28. The power module according to claim 27, wherein the semiconductor chips include a first semiconductor chip comprising a switch and a second semiconductor chip comprising a diode, the switch and the diode being connected antiparallel to one another to form a half bridge.

29. The power module according to claim 27, wherein:

30. The power module according to claim 27, wherein the base plate comprises interlocking features configured to fix the mold compound to the base plate.

31. The power module according to claim 27, wherein the mold compound comprises a recess between two of the power semiconductor modules.

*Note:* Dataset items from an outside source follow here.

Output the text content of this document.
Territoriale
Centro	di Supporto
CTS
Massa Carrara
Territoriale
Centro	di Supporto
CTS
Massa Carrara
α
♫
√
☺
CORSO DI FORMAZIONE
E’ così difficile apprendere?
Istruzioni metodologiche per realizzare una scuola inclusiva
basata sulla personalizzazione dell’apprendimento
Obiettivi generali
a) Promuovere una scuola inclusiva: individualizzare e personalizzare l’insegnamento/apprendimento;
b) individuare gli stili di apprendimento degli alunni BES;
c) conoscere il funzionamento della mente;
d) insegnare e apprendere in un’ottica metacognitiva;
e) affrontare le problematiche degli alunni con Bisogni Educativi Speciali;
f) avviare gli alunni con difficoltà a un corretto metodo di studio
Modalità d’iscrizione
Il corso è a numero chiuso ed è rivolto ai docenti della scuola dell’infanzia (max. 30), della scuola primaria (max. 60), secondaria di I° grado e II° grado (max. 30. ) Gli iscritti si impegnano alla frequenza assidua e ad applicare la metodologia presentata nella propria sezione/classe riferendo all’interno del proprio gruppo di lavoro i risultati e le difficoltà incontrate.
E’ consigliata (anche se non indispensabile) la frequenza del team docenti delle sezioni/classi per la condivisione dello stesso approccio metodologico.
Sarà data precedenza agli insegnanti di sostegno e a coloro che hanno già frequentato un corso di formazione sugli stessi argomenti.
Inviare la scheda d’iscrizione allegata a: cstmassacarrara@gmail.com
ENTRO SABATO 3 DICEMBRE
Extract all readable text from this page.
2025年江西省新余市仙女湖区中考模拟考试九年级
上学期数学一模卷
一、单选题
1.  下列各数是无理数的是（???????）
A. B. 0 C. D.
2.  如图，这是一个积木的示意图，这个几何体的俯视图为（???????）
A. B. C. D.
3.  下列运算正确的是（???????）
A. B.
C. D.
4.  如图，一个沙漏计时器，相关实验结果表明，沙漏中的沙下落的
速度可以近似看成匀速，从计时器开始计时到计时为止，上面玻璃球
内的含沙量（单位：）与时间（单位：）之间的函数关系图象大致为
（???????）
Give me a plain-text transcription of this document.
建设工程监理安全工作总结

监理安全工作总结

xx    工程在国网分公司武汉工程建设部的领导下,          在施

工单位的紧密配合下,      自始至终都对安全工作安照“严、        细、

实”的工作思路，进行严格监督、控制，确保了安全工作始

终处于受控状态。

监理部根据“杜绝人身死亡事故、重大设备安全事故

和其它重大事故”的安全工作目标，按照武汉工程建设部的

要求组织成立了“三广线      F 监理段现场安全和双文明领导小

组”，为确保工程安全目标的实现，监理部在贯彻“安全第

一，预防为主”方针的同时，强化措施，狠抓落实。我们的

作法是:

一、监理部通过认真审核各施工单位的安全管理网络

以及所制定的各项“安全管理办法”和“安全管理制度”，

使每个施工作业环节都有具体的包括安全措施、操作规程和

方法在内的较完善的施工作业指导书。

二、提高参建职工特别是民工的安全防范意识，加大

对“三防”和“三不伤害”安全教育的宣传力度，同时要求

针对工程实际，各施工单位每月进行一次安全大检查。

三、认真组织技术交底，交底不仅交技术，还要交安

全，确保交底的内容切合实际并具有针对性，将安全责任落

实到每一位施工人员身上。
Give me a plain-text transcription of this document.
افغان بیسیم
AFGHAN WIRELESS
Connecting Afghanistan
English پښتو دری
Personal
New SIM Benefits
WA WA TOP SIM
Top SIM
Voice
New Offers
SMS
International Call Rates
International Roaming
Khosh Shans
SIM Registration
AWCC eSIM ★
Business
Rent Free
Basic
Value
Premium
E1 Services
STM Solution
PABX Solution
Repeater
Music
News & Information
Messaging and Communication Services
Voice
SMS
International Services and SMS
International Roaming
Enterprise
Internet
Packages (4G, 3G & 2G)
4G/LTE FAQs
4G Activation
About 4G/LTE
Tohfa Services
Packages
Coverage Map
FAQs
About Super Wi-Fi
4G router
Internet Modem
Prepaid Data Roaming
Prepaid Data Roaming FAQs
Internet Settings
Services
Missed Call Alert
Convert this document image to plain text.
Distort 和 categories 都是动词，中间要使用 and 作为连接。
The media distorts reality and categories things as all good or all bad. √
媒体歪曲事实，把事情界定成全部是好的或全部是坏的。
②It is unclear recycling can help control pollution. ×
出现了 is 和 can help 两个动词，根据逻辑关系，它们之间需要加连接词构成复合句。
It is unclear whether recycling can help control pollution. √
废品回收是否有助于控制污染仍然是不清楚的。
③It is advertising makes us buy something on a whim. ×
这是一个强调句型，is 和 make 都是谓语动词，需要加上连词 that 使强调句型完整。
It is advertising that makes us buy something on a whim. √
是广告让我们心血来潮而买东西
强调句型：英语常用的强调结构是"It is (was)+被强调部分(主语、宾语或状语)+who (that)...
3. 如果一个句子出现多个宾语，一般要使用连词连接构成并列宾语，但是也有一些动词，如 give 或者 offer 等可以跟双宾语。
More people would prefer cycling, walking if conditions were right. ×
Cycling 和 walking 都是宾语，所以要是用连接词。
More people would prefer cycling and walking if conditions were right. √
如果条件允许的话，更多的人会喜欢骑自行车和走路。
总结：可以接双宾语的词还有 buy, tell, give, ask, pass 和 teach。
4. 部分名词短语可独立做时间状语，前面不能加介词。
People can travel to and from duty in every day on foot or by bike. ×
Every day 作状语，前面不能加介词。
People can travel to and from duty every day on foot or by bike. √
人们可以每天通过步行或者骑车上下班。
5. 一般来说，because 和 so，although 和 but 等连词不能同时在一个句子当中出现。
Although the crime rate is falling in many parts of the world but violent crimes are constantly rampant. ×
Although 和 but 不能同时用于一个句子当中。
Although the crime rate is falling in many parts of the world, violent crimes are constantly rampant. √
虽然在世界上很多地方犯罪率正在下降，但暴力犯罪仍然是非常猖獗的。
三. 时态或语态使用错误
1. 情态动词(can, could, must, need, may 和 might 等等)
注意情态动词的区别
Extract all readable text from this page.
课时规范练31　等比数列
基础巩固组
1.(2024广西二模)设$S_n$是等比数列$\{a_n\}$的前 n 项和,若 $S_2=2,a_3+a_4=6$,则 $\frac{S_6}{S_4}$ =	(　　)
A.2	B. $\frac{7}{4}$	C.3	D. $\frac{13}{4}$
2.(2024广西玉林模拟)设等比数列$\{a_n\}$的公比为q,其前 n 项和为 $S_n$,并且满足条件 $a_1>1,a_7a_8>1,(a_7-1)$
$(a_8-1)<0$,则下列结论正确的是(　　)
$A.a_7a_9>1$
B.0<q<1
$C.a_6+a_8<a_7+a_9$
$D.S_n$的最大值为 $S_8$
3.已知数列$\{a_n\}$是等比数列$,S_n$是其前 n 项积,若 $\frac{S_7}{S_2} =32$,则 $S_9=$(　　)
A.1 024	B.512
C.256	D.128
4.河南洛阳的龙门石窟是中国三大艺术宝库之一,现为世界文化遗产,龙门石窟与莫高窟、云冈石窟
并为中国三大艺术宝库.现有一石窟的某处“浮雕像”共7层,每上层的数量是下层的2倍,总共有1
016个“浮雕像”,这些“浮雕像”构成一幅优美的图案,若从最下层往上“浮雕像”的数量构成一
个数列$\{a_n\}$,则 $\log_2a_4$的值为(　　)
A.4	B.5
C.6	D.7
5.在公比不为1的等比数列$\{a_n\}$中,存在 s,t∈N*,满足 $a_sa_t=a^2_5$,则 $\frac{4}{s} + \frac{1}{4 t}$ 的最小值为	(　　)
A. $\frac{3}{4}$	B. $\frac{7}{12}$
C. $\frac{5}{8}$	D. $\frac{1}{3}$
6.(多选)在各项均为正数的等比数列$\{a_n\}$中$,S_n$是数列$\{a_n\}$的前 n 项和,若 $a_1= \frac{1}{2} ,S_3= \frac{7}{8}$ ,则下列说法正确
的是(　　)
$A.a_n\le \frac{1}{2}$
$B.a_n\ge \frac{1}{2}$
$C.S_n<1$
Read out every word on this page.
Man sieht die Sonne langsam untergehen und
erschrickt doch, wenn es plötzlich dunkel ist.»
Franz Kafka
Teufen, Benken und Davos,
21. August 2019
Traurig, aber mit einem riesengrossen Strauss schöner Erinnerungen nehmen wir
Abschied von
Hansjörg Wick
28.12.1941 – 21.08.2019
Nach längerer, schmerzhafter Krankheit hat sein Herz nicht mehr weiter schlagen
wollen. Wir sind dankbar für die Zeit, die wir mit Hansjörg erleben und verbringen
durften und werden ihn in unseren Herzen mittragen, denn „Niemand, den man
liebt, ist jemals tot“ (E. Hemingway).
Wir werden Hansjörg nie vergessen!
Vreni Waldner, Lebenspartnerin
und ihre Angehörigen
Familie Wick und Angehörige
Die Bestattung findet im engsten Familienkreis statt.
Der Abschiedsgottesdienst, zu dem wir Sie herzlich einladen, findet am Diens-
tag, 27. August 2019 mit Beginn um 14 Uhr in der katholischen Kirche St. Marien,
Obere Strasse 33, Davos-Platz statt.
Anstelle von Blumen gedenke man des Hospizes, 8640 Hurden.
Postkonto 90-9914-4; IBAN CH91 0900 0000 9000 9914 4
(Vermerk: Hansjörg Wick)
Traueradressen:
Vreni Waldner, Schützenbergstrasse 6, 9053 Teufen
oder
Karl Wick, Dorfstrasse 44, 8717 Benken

32. A method for producing a power module, the method comprising:

providing a power semiconductor module having semiconductor chip bonded on a substrate that comprises an electrical insulating layer;

applying a lead frame in electrical contact with the semiconductor chip;

bonding the power semiconductor module to a base plate with a bond layer, the base plate comprising cooling structures and micro channels that are connected to an inlet port and an outlet port;

applying a mold compound on the power semiconductor module, the bond layer and the base plate, such that the bond layer is encapsulated completely by the power semiconductor module, the base plate and the mold compound, and the lead frame is arranged at least partially within the mold compound.

33. The method according to claim 32, further comprising bonding the semiconductor chip to the substrate by soldering or sintering.

34. The method according to claim 32, wherein the substrate comprises a single-piece lead frame with dam-bar structures.

35. The method according to claim 32, wherein applying the mold compound comprises pressing the base plate in a direction of the power semiconductor module.